LONDON (Reuters) - Vitol reported higher traded volumes last year on Tuesday, cementing its position as the world’s largest oil trader, and said it expected oil demand growth to peak by around 2034.
The estimate for demand growth to begin falling is later than before, despite global efforts to reduce carbon emissions from using oil. Vitol’s chairman Ian Taylor said in late 2017 he saw oil demand growth peaking by 2028-2030.
“We anticipate that oil demand will continue to grow for the next 15 years, even with a marked increase in the sales of electric vehicles, but that demand growth will begin to be impacted thereafter,” Vitol said in a statement, adding that it has been investing in greener, renewable energies.
Vitol, which is run out of London, also said its traded crude and products volumes rose to 7.4 million barrels per day (bpd) last year, up from 7.2 million bpd in 2017.
Total oil volume was 357 million tonnes, up slightly from 349 million tonnes the previous year, it said in a statement.

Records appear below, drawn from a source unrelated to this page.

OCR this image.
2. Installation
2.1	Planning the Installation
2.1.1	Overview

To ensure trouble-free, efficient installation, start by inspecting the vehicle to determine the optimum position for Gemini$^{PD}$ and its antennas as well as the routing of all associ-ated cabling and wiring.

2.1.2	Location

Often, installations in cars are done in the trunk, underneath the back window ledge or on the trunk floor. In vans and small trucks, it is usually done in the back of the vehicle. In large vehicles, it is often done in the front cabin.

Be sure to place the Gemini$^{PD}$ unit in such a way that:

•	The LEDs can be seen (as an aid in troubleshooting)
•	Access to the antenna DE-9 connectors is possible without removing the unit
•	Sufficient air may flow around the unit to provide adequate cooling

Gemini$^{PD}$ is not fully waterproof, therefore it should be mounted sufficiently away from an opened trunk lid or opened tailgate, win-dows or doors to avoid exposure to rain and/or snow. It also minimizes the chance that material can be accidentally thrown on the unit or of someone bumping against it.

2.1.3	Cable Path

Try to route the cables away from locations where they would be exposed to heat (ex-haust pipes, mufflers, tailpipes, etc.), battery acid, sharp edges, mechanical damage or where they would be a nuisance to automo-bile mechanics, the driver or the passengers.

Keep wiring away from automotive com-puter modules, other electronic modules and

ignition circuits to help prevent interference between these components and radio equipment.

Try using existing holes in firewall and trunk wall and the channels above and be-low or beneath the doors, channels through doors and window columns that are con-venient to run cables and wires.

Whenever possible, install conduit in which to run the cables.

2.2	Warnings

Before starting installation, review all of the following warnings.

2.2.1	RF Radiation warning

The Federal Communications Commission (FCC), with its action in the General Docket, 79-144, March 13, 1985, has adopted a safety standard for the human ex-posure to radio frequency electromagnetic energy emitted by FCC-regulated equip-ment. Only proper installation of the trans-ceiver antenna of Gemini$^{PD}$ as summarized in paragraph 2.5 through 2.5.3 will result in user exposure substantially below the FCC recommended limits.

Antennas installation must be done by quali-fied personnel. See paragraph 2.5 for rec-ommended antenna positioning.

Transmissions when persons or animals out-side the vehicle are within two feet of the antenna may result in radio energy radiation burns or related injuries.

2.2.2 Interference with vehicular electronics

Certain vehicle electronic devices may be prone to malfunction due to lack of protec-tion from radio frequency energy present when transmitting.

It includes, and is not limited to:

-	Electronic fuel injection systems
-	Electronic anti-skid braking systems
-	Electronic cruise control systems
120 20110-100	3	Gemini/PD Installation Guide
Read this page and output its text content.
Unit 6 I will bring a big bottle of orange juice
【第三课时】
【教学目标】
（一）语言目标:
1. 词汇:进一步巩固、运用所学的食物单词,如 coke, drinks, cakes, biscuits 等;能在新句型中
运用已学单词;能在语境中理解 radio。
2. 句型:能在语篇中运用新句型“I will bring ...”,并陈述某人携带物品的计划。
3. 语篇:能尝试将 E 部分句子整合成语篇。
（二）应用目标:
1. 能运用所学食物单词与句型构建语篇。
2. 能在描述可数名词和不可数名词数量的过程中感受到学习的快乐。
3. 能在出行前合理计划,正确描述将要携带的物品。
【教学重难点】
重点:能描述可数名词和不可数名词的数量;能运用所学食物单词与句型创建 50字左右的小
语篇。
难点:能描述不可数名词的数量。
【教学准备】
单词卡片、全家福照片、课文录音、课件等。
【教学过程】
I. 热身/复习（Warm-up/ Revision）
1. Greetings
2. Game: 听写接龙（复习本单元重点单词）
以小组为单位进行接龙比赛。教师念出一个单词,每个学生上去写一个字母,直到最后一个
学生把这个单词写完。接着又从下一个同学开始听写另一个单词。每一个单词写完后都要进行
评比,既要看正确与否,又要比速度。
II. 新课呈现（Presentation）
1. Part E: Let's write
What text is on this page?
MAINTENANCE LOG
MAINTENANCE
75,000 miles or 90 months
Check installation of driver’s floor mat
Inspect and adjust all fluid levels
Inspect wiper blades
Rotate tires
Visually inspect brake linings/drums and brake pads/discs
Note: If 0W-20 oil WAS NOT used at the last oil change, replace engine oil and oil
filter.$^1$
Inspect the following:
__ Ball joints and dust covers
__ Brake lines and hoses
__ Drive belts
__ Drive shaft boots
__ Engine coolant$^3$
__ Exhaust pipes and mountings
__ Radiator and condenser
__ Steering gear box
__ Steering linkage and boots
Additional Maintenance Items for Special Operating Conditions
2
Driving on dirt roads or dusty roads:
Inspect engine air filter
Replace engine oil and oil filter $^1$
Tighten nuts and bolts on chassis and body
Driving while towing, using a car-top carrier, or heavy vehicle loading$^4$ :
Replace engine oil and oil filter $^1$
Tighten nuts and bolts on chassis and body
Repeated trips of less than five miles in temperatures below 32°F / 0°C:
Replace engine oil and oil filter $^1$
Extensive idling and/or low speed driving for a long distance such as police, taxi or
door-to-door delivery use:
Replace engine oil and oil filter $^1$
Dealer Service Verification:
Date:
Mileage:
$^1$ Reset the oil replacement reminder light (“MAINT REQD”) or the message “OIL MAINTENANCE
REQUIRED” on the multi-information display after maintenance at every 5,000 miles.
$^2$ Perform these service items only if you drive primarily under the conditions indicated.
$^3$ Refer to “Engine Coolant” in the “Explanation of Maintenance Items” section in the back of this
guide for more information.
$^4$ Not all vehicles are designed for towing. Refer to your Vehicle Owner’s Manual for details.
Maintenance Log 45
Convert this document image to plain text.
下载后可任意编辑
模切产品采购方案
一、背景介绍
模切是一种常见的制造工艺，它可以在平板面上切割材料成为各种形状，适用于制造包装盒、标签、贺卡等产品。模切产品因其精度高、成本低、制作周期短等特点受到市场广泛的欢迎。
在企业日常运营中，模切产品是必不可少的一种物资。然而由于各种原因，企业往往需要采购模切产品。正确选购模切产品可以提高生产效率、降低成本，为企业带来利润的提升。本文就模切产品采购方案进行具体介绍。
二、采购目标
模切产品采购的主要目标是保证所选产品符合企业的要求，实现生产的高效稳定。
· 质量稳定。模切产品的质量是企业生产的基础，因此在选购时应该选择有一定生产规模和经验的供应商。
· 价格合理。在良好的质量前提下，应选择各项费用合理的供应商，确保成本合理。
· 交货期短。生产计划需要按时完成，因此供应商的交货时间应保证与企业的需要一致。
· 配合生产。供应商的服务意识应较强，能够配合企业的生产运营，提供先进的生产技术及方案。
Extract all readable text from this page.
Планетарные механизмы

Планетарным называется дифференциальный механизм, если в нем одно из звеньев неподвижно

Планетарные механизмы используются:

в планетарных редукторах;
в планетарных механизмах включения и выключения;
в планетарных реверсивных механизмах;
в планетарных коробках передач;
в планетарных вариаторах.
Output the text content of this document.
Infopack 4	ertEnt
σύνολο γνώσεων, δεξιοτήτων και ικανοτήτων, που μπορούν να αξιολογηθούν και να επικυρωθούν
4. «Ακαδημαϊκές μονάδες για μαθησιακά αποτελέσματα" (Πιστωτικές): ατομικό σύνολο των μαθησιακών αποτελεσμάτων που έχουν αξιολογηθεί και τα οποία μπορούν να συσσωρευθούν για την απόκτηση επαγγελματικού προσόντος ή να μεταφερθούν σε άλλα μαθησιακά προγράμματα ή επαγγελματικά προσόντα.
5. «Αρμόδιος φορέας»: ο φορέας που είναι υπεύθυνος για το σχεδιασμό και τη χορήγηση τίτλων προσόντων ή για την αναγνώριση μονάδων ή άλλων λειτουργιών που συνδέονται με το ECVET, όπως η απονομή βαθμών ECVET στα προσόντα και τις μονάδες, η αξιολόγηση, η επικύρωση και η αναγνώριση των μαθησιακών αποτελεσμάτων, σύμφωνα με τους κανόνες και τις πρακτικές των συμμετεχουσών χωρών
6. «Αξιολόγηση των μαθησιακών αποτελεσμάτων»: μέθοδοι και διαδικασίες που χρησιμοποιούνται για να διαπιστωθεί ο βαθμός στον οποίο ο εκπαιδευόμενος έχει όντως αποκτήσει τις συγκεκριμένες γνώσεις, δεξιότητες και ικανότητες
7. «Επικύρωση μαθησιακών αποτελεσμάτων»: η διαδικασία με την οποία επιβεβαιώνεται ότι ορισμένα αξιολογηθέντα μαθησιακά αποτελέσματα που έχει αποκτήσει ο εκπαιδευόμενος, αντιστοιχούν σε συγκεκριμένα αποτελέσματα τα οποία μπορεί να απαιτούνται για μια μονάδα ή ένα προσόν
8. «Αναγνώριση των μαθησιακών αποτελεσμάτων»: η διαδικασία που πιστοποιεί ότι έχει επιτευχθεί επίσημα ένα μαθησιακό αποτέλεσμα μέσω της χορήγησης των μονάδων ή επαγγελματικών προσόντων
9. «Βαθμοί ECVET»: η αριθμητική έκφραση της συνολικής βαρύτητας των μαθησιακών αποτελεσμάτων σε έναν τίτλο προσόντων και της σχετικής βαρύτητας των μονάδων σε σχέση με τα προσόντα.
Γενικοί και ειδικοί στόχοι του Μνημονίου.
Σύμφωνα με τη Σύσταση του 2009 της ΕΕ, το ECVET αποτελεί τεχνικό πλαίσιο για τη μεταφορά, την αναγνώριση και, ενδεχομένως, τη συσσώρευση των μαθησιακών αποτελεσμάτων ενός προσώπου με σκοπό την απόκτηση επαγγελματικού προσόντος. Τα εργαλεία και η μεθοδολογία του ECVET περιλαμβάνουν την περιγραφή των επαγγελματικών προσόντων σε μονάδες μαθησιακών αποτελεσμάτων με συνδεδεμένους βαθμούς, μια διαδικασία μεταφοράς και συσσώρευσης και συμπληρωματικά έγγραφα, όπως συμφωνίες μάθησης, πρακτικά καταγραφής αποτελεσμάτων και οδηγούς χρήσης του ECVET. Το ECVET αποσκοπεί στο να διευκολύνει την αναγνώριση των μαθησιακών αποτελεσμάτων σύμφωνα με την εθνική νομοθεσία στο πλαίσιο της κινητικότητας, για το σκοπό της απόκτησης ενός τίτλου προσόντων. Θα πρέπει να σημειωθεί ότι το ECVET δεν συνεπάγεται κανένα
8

Crude continued to represent the bulk of those volumes, rising to 3.8 million bpd from 3.6 million in 2017. On the products side, gasoline volume rebounded by 30 percent to 44 million tonnes while fuel oil and naphtha declined.
Its traded liquefied natural gas volume rose to 7.8 million tonnes in 2018, up from 7.4 million.
Turnover increased on the back of rising oil prices to $231 billion (174 billion pounds) last year, up from $181 billion in 2017. Vitol did not disclose its net profit.
The Financial Times said on Monday the firm’s net income was $1.7 billion, excluding a $200 million hit for currency and depreciation, compared with $1.5 billion in 2017.
The year was also marked by raising cash from major assets, namely Vitol’s downstream businesses Viva Energy Australia and Vivo Energy that were both listed.
The firm also completed the acquisition of Noble Group’s oil business, increased its stake in storage firm VTTI to 50 percent and bought 50 percent of Brazilian retail network Rodoil.
Vitol expects a major upstream investment in Nigeria to close later this year. The firm is part of a consortium that agreed to buy Petrobras’ interests in two major blocks that produce around 370,000 bpd for $1.41 billion.
Oil and gas production in its Ghana interest was ramping up to 85,000 bpd, Vitol said.